Dear Daisy Dog
We have a great Dane, a breed susceptible to bloating.
To minimize the risk of bloat, our veterinarian recommended that we not exercise Duke within two hours of eating, and that we keep his food bowl on the floor instead of on an elevated stand.
She also told us about a surgical procedure to prevent bloat. What do you think of it?
Bloat, also called gastric dilatation, occurs when the stomach fills with trapped air. In the more serious version of this disorder, called gastric dilatation-volvulus (GDV), the bloated stomach twists.
Blood flow is blocked at both ends, and the stomach wall begins to deteriorate. Unfortunately, even with immediate surgery, some dogs die.
Large, deep-chested breeds are most commonly affected.
The surgery your veterinarian described is prophylactic gastropexy. The surgeon tacks the stomach to the body wall so it can’t twist from its normal position. The stomach can still fill with air, but GDV won’t occur.
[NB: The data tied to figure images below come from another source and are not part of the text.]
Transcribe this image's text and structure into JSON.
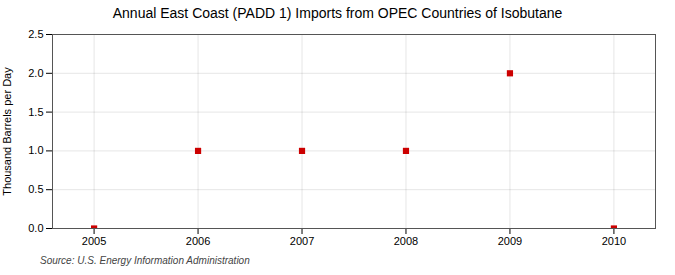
{
  "chart_data": {
    "type": "scatter",
    "title": "Annual East Coast (PADD 1) Imports from OPEC Countries of Isobutane",
    "ylabel": "Thousand Barrels per Day",
    "annotations": [
      "Source: U.S. Energy Information Administration"
    ],
    "x": [
      2005,
      2006,
      2007,
      2008,
      2009,
      2010
    ],
    "values": [
      0,
      1,
      1,
      1,
      2,
      0
    ],
    "color": "#cc0000",
    "marker": "square",
    "xlim": [
      2004.6,
      2010.4
    ],
    "xticks": [
      2005,
      2006,
      2007,
      2008,
      2009,
      2010
    ],
    "ylim": [
      0,
      2.5
    ],
    "yticks": [
      {
        "value": 0,
        "label": "0.0"
      },
      0.5,
      {
        "value": 1,
        "label": "1.0"
      },
      1.5,
      {
        "value": 2,
        "label": "2.0"
      },
      2.5
    ],
    "grid": true
  }
}
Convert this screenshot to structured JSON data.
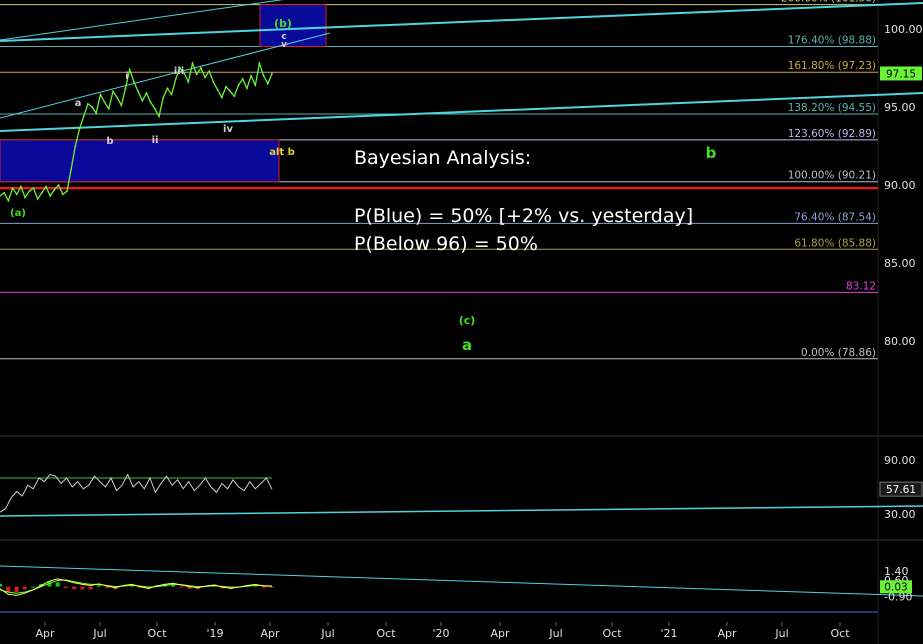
{
  "chart_data": [
    {
      "type": "line",
      "panel": "price",
      "ylim": [
        75.5,
        103
      ],
      "yticks": [
        100.0,
        95.0,
        90.0,
        85.0,
        80.0
      ],
      "ytick_labels": [
        "100.00",
        "95.00",
        "90.00",
        "85.00",
        "80.00"
      ],
      "last_price": 97.15,
      "last_price_label": "97.15",
      "series": [
        {
          "values": [
            89.3,
            89.5,
            89.0,
            89.8,
            89.4,
            89.9,
            89.2,
            89.6,
            89.8,
            89.1,
            89.5,
            89.9,
            89.3,
            89.7,
            90.0,
            89.4,
            89.6,
            91.0,
            92.5,
            93.6,
            94.4,
            95.2,
            95.0,
            94.6,
            95.8,
            95.3,
            94.9,
            96.0,
            95.6,
            95.1,
            96.2,
            97.4,
            96.6,
            96.0,
            95.4,
            95.9,
            95.3,
            94.9,
            94.4,
            95.6,
            96.2,
            95.8,
            96.8,
            97.5,
            97.2,
            96.6,
            97.8,
            97.1,
            97.5,
            96.9,
            97.3,
            96.6,
            96.1,
            95.6,
            96.3,
            96.0,
            95.7,
            96.4,
            96.8,
            96.2,
            97.0,
            96.4,
            97.8,
            97.0,
            96.5,
            97.15
          ]
        }
      ],
      "fib_levels": [
        {
          "label": "200.00% (101.56)",
          "value": 101.56,
          "color": "#c9c98a"
        },
        {
          "label": "176.40% (98.88)",
          "value": 98.88,
          "color": "#5ab0b0"
        },
        {
          "label": "161.80% (97.23)",
          "value": 97.23,
          "color": "#c9a64a"
        },
        {
          "label": "138.20% (94.55)",
          "value": 94.55,
          "color": "#5ab0b0"
        },
        {
          "label": "123.60% (92.89)",
          "value": 92.89,
          "color": "#b9b9e6"
        },
        {
          "label": "100.00% (90.21)",
          "value": 90.21,
          "color": "#bdbdbd"
        },
        {
          "label": "76.40% (87.54)",
          "value": 87.54,
          "color": "#8aa0d0"
        },
        {
          "label": "61.80% (85.88)",
          "value": 85.88,
          "color": "#a6a04a"
        },
        {
          "label": "83.12",
          "value": 83.12,
          "color": "#e040e0"
        },
        {
          "label": "0.00% (78.86)",
          "value": 78.86,
          "color": "#bdbdbd"
        }
      ],
      "support_level": 89.8,
      "wave_labels": {
        "a_paren": "(a)",
        "a_small": "a",
        "b_small": "b",
        "i": "i",
        "ii": "ii",
        "iii": "iii",
        "iv": "iv",
        "b_paren": "(b)",
        "c": "c",
        "v": "v",
        "alt_b": "alt b",
        "big_b": "b",
        "c_paren": "(c)",
        "big_a": "a"
      }
    },
    {
      "type": "line",
      "panel": "rsi",
      "ylim": [
        20,
        100
      ],
      "ytick_labels": [
        "90.00",
        "30.00"
      ],
      "last_value_label": "57.61",
      "series": [
        {
          "values": [
            32,
            36,
            48,
            55,
            50,
            62,
            58,
            70,
            66,
            74,
            72,
            64,
            70,
            60,
            66,
            58,
            62,
            72,
            66,
            60,
            70,
            56,
            62,
            74,
            60,
            66,
            58,
            70,
            54,
            64,
            72,
            62,
            68,
            58,
            66,
            56,
            62,
            70,
            60,
            54,
            64,
            58,
            68,
            60,
            56,
            66,
            58,
            64,
            70,
            57.61
          ]
        }
      ]
    },
    {
      "type": "line",
      "panel": "macd",
      "ylim": [
        -1.2,
        1.6
      ],
      "ytick_labels": [
        "1.40",
        "0.60",
        "-0.20",
        "-0.90"
      ],
      "last_value_label": "0.03",
      "series": [
        {
          "values": [
            -0.2,
            -0.7,
            -0.8,
            -0.6,
            -0.3,
            0.1,
            0.5,
            0.7,
            0.55,
            0.35,
            0.2,
            0.1,
            0.25,
            0.05,
            -0.1,
            0.1,
            0.2,
            0.0,
            -0.15,
            0.05,
            0.2,
            0.3,
            0.15,
            0.0,
            -0.1,
            0.05,
            0.15,
            -0.05,
            -0.15,
            -0.05,
            0.1,
            0.2,
            0.05,
            0.03
          ]
        },
        {
          "values": [
            -0.3,
            -0.5,
            -0.6,
            -0.5,
            -0.3,
            0.0,
            0.3,
            0.55,
            0.6,
            0.45,
            0.3,
            0.2,
            0.2,
            0.1,
            0.0,
            0.05,
            0.12,
            0.05,
            -0.05,
            0.0,
            0.1,
            0.2,
            0.18,
            0.08,
            0.0,
            0.02,
            0.08,
            0.02,
            -0.05,
            -0.04,
            0.04,
            0.12,
            0.09,
            0.05
          ]
        }
      ]
    }
  ],
  "x_ticks": [
    "Apr",
    "Jul",
    "Oct",
    "'19",
    "Apr",
    "Jul",
    "Oct",
    "'20",
    "Apr",
    "Jul",
    "Oct",
    "'21",
    "Apr",
    "Jul",
    "Oct"
  ],
  "analysis": {
    "title": "Bayesian Analysis:",
    "line1": "P(Blue) = 50% [+2% vs. yesterday]",
    "line2": "P(Below 96) = 50%"
  },
  "colors": {
    "price": "#6cf236",
    "fib_green": "#44dd22",
    "trend": "#4fd4dc",
    "box_fill": "#0a0a9a",
    "box_border": "#d02020",
    "support": "#e02020",
    "rsi": "#cfcfcf",
    "macd_fast": "#ffff40",
    "macd_slow": "#60ff60",
    "hist_pos": "#20c020",
    "hist_neg": "#d02020"
  }
}
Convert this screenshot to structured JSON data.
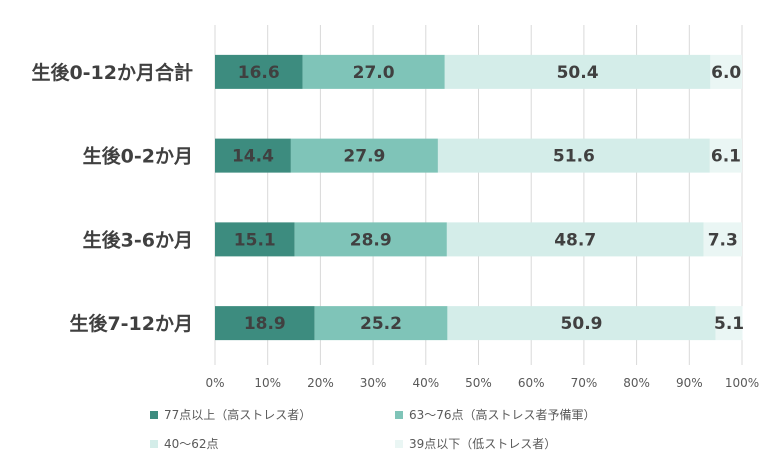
{
  "chart_data": {
    "type": "bar",
    "orientation": "horizontal",
    "stacked": true,
    "categories": [
      "生後0-12か月合計",
      "生後0-2か月",
      "生後3-6か月",
      "生後7-12か月"
    ],
    "series": [
      {
        "name": "77点以上（高ストレス者）",
        "values": [
          16.6,
          14.4,
          15.1,
          18.9
        ],
        "color": "#3d8c7f"
      },
      {
        "name": "63〜76点（高ストレス者予備軍）",
        "values": [
          27.0,
          27.9,
          28.9,
          25.2
        ],
        "color": "#7fc4b8"
      },
      {
        "name": "40〜62点",
        "values": [
          50.4,
          51.6,
          48.7,
          50.9
        ],
        "color": "#d4ede9"
      },
      {
        "name": "39点以下（低ストレス者）",
        "values": [
          6.0,
          6.1,
          7.3,
          5.1
        ],
        "color": "#eaf6f4"
      }
    ],
    "xlim": [
      0,
      100
    ],
    "xticks": [
      "0%",
      "10%",
      "20%",
      "30%",
      "40%",
      "50%",
      "60%",
      "70%",
      "80%",
      "90%",
      "100%"
    ],
    "grid": true,
    "legend_position": "bottom",
    "title": "",
    "xlabel": "",
    "ylabel": ""
  }
}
A report in the September 12, 2003, issue of Preventive Veterinary Medicine may help you decide about surgery. Researchers calculated the lifetime risk of GDV in great Danes to be 36.7 percent. Amazingly, prophylactic gastropexy reduced mortality 29.6-fold.
Other breeds evaluated in this study were the Irish setter, Rottweiler, standard poodle and Weimaraner. Prophylactic gastropexy also reduced their mortality from GDV, but not as substantially.